ROGER RETURNED FOR a visit when I was working on the last big set piece for the film, in which nearly every car in the movie gets totaled in a demolition derby. (Between the Malachi Brothers and Grand Theft Auto, I was the face of the mid-’70s demolition zeitgeist.) We were shooting at Saugus Speedway, a stock-car racetrack and former rodeo arena in Santa Clarita, half an hour north of Burbank.
Roger arrived with a separate filmmaking crew in tow; he was the subject of a documentary-in-progress and was being followed around by a camera. He was in good spirits and was pleased with how Grand Theft Auto was going. I tried to leverage this into a request. The demolition derby was supposed to end in a riot, with people jumping out of the stands and running onto the midway. We had only been budgeted to hire fifty extras for this scene, which struck me as stingy. I wanted to at least create the illusion of thousands of people wreaking havoc and causing chaos. Nowadays, my team can accomplish this by using digital extras, but that wasn’t an option on the table then. Besides, on such films as Far and Away, Cinderella Man, Backdraft, and Rush, I have used anywhere from five hundred to two thousand extras on certain days.
“Roger, we’re coming in on schedule and under budget, so I was wondering if we could hire a hundred extras instead of fifty,” I said. “I could do a much better shot where I pan across the crowd and make it seem like it’s huge.”

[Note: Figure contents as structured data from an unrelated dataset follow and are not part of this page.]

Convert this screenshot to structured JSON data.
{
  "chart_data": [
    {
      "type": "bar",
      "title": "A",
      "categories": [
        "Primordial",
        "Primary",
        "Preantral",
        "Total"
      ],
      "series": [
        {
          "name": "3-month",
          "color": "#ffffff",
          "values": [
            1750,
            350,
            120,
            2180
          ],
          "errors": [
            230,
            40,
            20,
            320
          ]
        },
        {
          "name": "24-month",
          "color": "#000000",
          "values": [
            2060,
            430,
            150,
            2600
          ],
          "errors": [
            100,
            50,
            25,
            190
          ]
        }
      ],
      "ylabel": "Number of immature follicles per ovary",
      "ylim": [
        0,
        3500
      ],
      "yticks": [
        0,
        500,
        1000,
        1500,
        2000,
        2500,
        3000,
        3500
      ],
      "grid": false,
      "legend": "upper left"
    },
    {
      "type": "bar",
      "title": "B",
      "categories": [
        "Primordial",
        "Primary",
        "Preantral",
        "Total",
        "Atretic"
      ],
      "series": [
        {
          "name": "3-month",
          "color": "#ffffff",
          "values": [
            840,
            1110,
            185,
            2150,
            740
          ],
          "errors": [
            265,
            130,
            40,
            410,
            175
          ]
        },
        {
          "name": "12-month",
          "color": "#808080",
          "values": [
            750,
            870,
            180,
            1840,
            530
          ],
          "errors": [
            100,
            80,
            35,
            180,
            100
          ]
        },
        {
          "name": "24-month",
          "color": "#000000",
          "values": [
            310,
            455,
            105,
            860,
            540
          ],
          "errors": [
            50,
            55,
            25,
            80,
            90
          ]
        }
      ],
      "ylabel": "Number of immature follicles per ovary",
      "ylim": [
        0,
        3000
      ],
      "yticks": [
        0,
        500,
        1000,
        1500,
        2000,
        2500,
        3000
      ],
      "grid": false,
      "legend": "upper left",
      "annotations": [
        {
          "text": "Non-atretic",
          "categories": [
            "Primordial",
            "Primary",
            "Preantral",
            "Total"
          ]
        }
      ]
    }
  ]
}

He was unmoved. “Why don’t you just do a cut of the fifty people getting up?” he said. “They all run in at once and you have what you need.”
“Well, yeah, but I could do something much more fluid and believable with more extras,” I said. “Even if I had seventy-five, I could have them sit in the stands in a pie-wedge shape and frame the shot so there’s a bigger sense of scope and scale.”
Roger clapped a hand on my shoulder and smiled. “Ron, let me tell you something. You finish up this picture and do a good job with it, and you’ll never have to work for me again,” he said. “But all you’re getting from me are fifty extras. Make it work.”
And so I did, more or less. I framed a series of tight shots of my “crowd” and explained away the vast tracts of empty seats in my wide shots by having the speedway’s PA announcer say, “Due to the extreme danger of this event, remain clear of the north section of the bleachers.”
The derby sequence took two days to shoot. Allan Arkush and I apparently combined to hold what was, for a time, the Guinness World Record for the greatest number of camera setups ever executed in a single day, eighty-one. That’s a dubious distinction, though I must sheepishly admit that I have since exceeded that number, and I bet Allan has as well.